Chroniques

Dans les médias

Claude Dubé, Zhan Su et Josette Brun sur la reconnaissance du pont de Québec par l'UNESCO, la concurrence chinoise dans les secteurs à haute valeur ajoutée et la tragédie de l'École polytechnique

Sur la reconnaissance du pont de Québec par l'UNESCO


Les discussions entre la Ville de Québec, le CN et les gouvernements du Québec et du Canada sur le partage de la facture des travaux d'entretien du pont de Québec sont dans une impasse. L'idée de faire inscrire le pont de Québec sur la liste du patrimoine mondial de l'UNESCO pour faire débloquer le dossier est intéressante, mais il ne s'agit pas d'une solution magique au problème. Selon Claude Dubé, la démarche de la Ville peut aider à attirer l'attention sur l'état du pont, «mais l'UNESCO n'est pas le 9-1-1 du patrimoine. Ça aide à faire prendre conscience, mais il ne faut pas que ça devienne une arme.»
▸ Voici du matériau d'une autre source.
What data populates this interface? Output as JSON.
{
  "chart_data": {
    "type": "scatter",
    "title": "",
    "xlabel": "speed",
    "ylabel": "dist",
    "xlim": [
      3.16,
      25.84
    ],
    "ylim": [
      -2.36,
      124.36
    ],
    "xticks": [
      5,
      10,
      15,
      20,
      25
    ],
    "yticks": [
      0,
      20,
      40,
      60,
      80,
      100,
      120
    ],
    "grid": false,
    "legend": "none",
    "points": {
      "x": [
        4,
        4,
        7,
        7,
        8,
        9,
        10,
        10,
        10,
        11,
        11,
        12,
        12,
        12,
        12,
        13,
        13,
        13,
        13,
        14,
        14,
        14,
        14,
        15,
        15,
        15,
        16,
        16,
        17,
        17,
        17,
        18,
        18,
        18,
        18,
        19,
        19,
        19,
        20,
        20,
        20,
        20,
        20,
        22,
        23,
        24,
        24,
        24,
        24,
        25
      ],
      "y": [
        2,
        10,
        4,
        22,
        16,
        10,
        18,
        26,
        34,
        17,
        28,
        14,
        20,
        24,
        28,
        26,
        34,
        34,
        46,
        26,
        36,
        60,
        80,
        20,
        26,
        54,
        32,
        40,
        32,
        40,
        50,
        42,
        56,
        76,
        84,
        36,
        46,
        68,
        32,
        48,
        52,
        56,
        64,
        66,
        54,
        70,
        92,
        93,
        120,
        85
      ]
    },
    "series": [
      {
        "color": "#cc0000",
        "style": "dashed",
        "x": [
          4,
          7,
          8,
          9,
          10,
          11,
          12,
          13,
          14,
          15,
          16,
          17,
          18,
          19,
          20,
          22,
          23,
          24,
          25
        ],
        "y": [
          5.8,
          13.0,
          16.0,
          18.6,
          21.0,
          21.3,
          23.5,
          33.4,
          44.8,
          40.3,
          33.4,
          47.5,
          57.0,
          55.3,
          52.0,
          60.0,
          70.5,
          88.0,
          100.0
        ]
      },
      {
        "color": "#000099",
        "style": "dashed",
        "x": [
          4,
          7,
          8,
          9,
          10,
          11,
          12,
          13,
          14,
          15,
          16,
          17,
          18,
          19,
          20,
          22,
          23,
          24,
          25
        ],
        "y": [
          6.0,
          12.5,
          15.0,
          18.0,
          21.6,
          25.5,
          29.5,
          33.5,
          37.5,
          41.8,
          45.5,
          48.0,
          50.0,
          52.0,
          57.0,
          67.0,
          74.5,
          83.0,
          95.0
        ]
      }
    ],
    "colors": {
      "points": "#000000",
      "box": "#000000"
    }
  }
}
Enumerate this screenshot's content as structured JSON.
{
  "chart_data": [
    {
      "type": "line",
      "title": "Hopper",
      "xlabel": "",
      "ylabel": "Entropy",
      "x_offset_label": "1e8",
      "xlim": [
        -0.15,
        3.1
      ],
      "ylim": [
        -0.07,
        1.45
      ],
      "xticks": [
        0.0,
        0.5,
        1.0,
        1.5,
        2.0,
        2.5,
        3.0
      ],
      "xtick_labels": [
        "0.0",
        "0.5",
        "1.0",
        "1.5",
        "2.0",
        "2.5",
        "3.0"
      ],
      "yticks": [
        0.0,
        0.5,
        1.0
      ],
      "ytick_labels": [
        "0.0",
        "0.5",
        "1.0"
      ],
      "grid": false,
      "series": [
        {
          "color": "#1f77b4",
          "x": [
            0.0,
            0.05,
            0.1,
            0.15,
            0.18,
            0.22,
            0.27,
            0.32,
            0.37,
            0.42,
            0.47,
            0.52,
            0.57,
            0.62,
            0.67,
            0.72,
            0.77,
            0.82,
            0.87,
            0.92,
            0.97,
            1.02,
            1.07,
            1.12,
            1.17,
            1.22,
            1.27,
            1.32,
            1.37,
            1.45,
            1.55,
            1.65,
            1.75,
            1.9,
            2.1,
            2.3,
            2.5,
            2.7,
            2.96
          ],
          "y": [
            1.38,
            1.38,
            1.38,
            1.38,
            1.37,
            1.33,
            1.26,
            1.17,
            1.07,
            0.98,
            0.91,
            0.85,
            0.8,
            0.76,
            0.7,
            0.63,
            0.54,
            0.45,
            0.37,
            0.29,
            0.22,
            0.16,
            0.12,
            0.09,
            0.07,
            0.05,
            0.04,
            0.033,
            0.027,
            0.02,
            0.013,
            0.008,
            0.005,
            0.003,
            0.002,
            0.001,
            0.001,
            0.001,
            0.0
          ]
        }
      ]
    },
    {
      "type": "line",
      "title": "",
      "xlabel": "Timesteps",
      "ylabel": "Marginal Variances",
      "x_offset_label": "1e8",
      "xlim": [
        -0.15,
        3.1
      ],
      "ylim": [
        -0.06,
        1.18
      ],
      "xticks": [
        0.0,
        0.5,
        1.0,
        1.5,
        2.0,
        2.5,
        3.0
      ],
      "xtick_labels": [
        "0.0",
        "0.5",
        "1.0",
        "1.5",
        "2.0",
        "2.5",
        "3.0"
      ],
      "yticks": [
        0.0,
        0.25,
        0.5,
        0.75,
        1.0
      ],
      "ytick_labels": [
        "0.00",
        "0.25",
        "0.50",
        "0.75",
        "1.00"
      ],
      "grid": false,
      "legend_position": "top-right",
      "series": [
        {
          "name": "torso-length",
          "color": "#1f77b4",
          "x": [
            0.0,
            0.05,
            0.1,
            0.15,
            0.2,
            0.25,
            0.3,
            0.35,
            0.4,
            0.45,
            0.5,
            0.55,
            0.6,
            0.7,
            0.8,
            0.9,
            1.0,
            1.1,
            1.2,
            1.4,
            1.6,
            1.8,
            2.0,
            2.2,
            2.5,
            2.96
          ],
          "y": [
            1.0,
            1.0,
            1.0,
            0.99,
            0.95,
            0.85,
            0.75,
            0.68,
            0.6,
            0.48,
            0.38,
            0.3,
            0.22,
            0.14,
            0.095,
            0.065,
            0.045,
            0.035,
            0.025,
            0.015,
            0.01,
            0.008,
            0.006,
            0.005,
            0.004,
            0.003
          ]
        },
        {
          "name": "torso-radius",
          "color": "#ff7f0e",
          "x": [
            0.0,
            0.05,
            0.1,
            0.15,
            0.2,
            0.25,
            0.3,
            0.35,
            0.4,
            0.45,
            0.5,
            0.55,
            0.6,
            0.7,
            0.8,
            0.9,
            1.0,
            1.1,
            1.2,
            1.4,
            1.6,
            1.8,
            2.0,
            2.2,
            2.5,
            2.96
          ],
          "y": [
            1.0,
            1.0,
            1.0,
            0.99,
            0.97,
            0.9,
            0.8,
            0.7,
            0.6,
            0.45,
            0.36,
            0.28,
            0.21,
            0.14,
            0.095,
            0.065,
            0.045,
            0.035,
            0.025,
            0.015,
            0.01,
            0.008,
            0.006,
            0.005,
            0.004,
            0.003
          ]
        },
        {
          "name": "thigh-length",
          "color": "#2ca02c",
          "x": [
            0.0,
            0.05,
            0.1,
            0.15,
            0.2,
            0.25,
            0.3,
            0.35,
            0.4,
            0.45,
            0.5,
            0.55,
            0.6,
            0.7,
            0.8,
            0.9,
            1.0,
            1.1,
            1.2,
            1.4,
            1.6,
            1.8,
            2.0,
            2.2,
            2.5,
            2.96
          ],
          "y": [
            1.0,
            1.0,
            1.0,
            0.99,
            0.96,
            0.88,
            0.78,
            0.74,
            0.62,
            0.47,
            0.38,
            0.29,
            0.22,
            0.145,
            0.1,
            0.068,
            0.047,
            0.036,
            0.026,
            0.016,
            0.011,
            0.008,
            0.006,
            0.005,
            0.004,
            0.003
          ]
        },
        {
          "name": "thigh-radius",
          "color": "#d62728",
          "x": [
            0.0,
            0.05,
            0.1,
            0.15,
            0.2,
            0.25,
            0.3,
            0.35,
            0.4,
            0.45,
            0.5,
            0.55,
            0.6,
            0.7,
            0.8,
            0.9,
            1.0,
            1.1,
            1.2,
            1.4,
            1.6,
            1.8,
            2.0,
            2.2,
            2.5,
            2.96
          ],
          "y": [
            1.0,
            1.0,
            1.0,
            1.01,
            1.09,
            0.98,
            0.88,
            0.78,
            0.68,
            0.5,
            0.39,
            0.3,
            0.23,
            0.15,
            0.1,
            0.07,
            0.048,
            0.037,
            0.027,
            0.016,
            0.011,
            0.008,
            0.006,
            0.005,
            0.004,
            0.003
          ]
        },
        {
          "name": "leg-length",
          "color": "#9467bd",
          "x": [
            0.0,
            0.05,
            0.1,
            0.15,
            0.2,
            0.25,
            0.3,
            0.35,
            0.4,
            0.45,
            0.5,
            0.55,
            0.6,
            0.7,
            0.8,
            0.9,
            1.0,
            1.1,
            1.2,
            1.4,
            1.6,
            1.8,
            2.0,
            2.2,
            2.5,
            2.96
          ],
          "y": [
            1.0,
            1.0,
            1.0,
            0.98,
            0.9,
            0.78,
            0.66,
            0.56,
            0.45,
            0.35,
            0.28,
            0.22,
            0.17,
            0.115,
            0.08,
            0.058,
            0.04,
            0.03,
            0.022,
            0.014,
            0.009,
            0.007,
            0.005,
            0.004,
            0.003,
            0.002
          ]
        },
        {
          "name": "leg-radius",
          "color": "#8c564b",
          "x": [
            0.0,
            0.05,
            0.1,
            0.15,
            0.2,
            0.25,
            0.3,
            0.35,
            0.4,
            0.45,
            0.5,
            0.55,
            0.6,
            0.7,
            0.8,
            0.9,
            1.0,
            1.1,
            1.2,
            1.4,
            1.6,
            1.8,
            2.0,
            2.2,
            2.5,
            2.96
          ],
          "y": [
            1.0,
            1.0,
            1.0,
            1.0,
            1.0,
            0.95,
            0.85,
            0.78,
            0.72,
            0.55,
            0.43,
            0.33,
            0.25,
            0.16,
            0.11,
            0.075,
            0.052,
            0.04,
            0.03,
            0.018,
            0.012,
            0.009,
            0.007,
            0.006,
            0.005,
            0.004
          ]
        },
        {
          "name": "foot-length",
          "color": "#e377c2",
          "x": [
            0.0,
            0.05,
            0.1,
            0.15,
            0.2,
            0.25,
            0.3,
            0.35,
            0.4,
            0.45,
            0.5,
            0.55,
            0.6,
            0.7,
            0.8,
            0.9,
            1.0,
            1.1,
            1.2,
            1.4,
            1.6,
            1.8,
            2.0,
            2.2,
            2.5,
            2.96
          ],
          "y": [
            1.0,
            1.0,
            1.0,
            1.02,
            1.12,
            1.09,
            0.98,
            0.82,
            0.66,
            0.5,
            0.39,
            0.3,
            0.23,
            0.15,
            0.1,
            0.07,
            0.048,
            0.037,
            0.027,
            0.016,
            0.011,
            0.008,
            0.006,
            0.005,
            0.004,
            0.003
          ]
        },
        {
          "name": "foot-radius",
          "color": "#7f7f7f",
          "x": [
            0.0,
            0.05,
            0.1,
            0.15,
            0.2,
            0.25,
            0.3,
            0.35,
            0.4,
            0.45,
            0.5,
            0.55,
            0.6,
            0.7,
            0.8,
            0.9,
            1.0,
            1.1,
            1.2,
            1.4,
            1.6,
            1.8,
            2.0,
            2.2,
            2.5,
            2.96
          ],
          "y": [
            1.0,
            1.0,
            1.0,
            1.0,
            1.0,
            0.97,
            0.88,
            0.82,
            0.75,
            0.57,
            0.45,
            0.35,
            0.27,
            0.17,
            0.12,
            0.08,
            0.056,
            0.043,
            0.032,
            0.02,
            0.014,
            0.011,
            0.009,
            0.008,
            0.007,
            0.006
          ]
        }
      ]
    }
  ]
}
Claude Dubé, École supérieure d'aménagement du territoire et de développement régional
Le Soleil, 3 décembre


Sur la concurrence chinoise dans les secteurs à haute valeur ajoutée


Récemment, une société d'État chinoise remportait le contrat pour la construction de 284 voitures destinées au métro de Boston. Selon Zhan Su, la concurrence chinoise dans les secteurs à haute valeur ajoutée va s'accroître. «Il faut, dit-il, s'attendre à une présence accrue des entreprises chinoises dans les services à haute valeur ajoutée au Canada en raison de l'augmentation des investissements chinois dans l'économie canadienne, notamment dans les ressources naturelles.» Cette concurrence se fera surtout sentir dans les secteurs des télécommunications, de l'informatique, du transport, du design industriel et des services financiers.

Zhan Su, Département de management
Les Affaires, 6 décembre


Sur la tragédie de l'École polytechnique


Selon Josette Brun, les médias de l'époque ont eu du mal à reconnaître la nature misogyne et antiféministe de cet acte, dont le sens était pourtant d'une clarté exemplaire. «Ils ont posé comme diagnostic la folie, l'accès trop facile aux armes à feu, dit-elle. Comme marque de respect envers les victimes, ils ont prescrit le silence. Tout cela en valorisant la parole des hommes et en déclassant les points de vue féministes qui abordaient de front l'enjeu de la violence faite aux femmes.»